18 июля. Прошел месяц с тех пор, как мой сменщик покинул Землю. «Харон» наверняка уже находится в поясе астероидов. Осталось два месяца.


23 июля. Кошмары. Боже помоги мне!

Мне снова снится Земля. И Карен. И я ничего не могу с этим поделать. Каждую ночь одно и то же.

Забавно, что я называю Карен кошмаром, ведь раньше она была сном, прекрасным сном: длинные мягкие волосы, звонкий смех, сияющая улыбка. И в этих снах Карен нуждалась во мне, желала и любила меня.

Кошмары преподносят мне горькую правду. Они всегда одинаковы: я вижу наш последний вечер.

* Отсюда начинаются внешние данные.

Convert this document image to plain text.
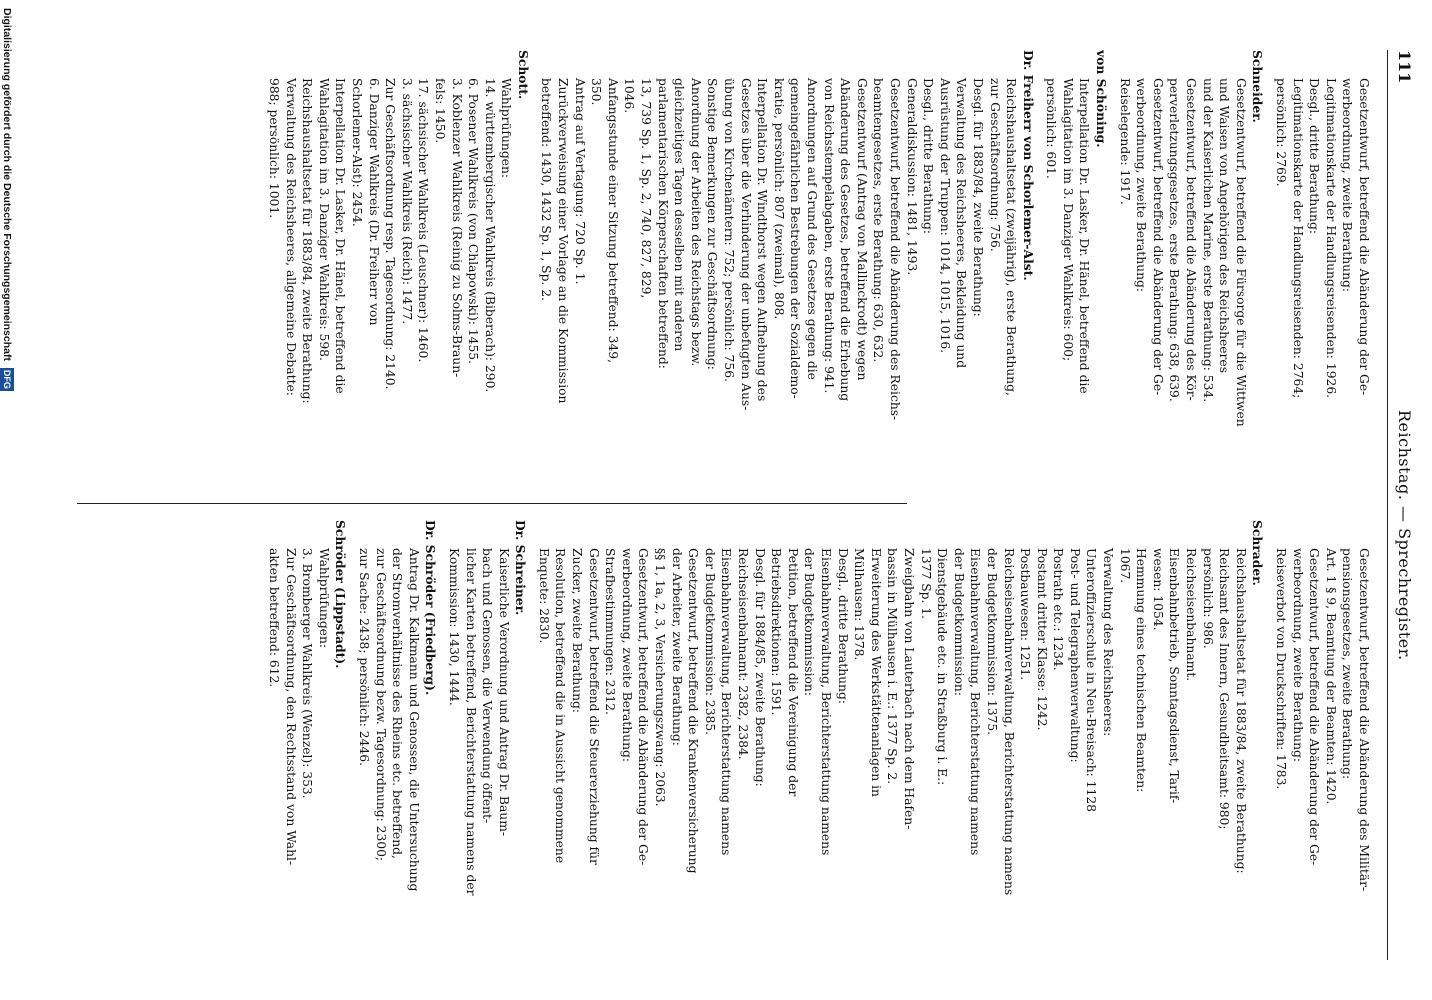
111
Reichstag. — Sprechregister.
Gesetzentwurf, betreffend die Abänderung der Ge-
werbeordnung, zweite Berathung:
Legitimationskarte der Handlungsreisenden: 1926.
Desgl., dritte Berathung:
Legitimationskarte der Handlungsreisenden: 2764;
persönlich: 2769.
Schneider.
Gesetzentwurf, betreffend die Fürsorge für die Wittwen
und Waisen von Angehörigen des Reichsheeres
und der Kaiserlichen Marine, erste Berathung: 534.
Gesetzentwurf, betreffend die Abänderung des Kör-
perverletzungsgesetzes, erste Berathung: 638, 639.
Gesetzentwurf, betreffend die Abänderung der Ge-
werbeordnung, zweite Berathung:
Reiselegende: 1917.
von Schöning.
Interpellation Dr. Lasker, Dr. Hänel, betreffend die
Wahlagitation im 3. Danziger Wahlkreis: 600;
persönlich: 601.
Dr. Freiherr von Schorlemer-Alst.
Reichshaushaltsetat (zweijährig), erste Berathung,
zur Geschäftsordnung: 756.
Desgl. für 1883/84, zweite Berathung:
Verwaltung des Reichsheeres, Bekleidung und
Ausrüstung der Truppen: 1014, 1015, 1016.
Desgl., dritte Berathung:
Generaldiskussion: 1481, 1493.
Gesetzentwurf, betreffend die Abänderung des Reichs-
beamtengesetzes, erste Berathung: 630, 632.
Gesetzentwurf (Antrag von Mallinckrodt) wegen
Abänderung des Gesetzes, betreffend die Erhebung
von Reichsstempelabgaben, erste Berathung: 941.
Anordnungen auf Grund des Gesetzes gegen die
gemeingefährlichen Bestrebungen der Sozialdemo-
kratie, persönlich: 807 (zweimal), 808.
Interpellation Dr. Windthorst wegen Aufhebung des
Gesetzes über die Verhinderung der unbefugten Aus-
übung von Kirchenämtern: 752; persönlich: 756.
Sonstige Bemerkungen zur Geschäftsordnung:
Anordnung der Arbeiten des Reichstags bezw.
gleichzeitiges Tagen desselben mit anderen
parlamentarischen Körperschaften betreffend:
13, 739 Sp. 1, Sp. 2, 740, 827, 829,
1046.
Anfangsstunde einer Sitzung betreffend: 349,
350.
Antrag auf Vertagung: 720 Sp. 1.
Zurückverweisung einer Vorlage an die Kommission
betreffend: 1430, 1432 Sp. 1, Sp. 2.
Schott.
Wahlprüfungen:
14. württembergischer Wahlkreis (Biberach): 290.
6. Posener Wahlkreis (von Chlapowski): 1455.
3. Koblenzer Wahlkreis (Reinig zu Solms-Braun-
fels: 1450.
17. sächsischer Wahlkreis (Leuschner): 1460.
3. sächsischer Wahlkreis (Reich): 1477.
Zur Geschäftsordnung resp. Tagesordnung: 2140.
6. Danziger Wahlkreis (Dr. Freiherr von
Schorlemer-Alst): 2454.
Interpellation Dr. Lasker, Dr. Hänel, betreffend die
Wahlagitation im 3. Danziger Wahlkreis: 598.
Reichshaushaltsetat für 1883/84, zweite Berathung:
Verwaltung des Reichsheeres, allgemeine Debatte:
988; persönlich: 1001.
Gesetzentwurf, betreffend die Abänderung des Militär-
pensionsgesetzes, zweite Berathung:
Art. 1 § 9, Beamtung der Beamten: 1420.
Gesetzentwurf, betreffend die Abänderung der Ge-
werbeordnung, zweite Berathung:
Reiseverbot von Druckschriften: 1783.
Schrader.
Reichshaushaltsetat für 1883/84, zweite Berathung:
Reichsamt des Innern, Gesundheitsamt: 980;
persönlich: 986.
Reichseisenbahnamt.
Eisenbahnbetrieb, Sonntagsdienst, Tarif-
wesen: 1054.
Hemmung eines technischen Beamten:
1067.
Verwaltung des Reichsheeres:
Unteroffizierschule in Neu-Breisach: 1128
Post- und Telegraphenverwaltung:
Postrath etc.: 1234.
Postamt dritter Klasse: 1242.
Postbauwesen: 1251.
Reichseisenbahnverwaltung, Berichterstattung namens
der Budgetkommission: 1375.
Eisenbahnverwaltung, Berichterstattung namens
der Budgetkommission:
Dienstgebäude etc. in Straßburg i. E.:
1377 Sp. 1.
Zweigbahn von Lauterbach nach dem Hafen-
bassin in Mülhausen i. E.: 1377 Sp. 2.
Erweiterung des Werkstättenanlagen in
Mülhausen: 1378.
Desgl., dritte Berathung:
Eisenbahnverwaltung, Berichterstattung namens
der Budgetkommission:
Petition, betreffend die Vereinigung der
Betriebsdirektionen: 1591.
Desgl. für 1884/85, zweite Berathung:
Reichseisenbahnamt: 2382, 2384.
Eisenbahnverwaltung, Berichterstattung namens
der Budgetkommission: 2385.
Gesetzentwurf, betreffend die Krankenversicherung
der Arbeiter, zweite Berathung:
§§ 1, 1a, 2, 3, Versicherungszwang: 2063.
Gesetzentwurf, betreffend die Abänderung der Ge-
werbeordnung, zweite Berathung:
Strafbestimmungen: 2312.
Gesetzentwurf, betreffend die Steuererziehung für
Zucker, zweite Berathung:
Resolution, betreffend die in Aussicht genommene
Enquete: 2830.
Dr. Schreiner.
Kaiserliche Verordnung und Antrag Dr. Baum-
bach und Genossen, die Verwendung öffent-
licher Karten betreffend, Berichterstattung namens der
Kommission: 1430, 1444.
Dr. Schröder (Friedberg).
Antrag Dr. Kalkmann und Genossen, die Untersuchung
der Stromverhältnisse des Rheins etc. betreffend,
zur Geschäftsordnung bezw. Tagesordnung: 2300;
zur Sache: 2438; persönlich: 2446.
Schröder (Lippstadt).
Wahlprüfungen:
3. Bromberger Wahlkreis (Wenzel): 353.
Zur Geschäftsordnung, den Rechtsstand von Wahl-
akten betreffend: 612.
Digitalisierung gefördert durch die Deutsche Forschungsgemeinschaft DFG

Он был прекрасным, как и все вечера. Мы ужинали в моем любимом ресторане, а потом отправились на шоу. Мы беззаботно болтали о самых разных вещах и много смеялись.

Только позже, уже у нее дома, когда я попытался сказать ей, как много она для меня значит, я помню, что почувствовал себя глупым и бездарным, когда пытался сформулировать свои мысли, помню, как спотыкался о собственные слова. Все пошло не так.

Я помню, как она тогда на меня посмотрела. С выражением страннее некуда. А потом она попыталась лишить меня надежды и иллюзий. Мягко. Она всегда была очень мягкой и доброй. А я смотрел в ее глаза и слушал голос. Но я не увидел любви, только… только жалость, наверное.

Жалость к косноязычному придурку, мимо которого проходит жизнь, а он даже не может ее ухватить. И не потому, что не хочет. Он боится и не знает, как это сделать. Она любила его по-своему, эта девушка любила всех. Она пыталась ему помочь, подарить хотя бы немного своей уверенности, немного смелости и отваги, с которой относилась к жизни. И до определенной степени ей это удалось.

Однако придурок мечтал о том дне, когда больше не будет одинок. И не понял, что Карен просто попыталась ему помочь, он решил, что она — его мечта, претворившаяся в жизнь. Естественно, придурок с самого начала подозревал, как обстоят дела в действительности, но лгал самому себе. А когда больше не смог себя обманывать, то испытал боль. Он не был из той породы людей, у которых раны быстро заживают. Ему не хватило смелости попытаться начать все снова с кем-нибудь другим. И он сбежал.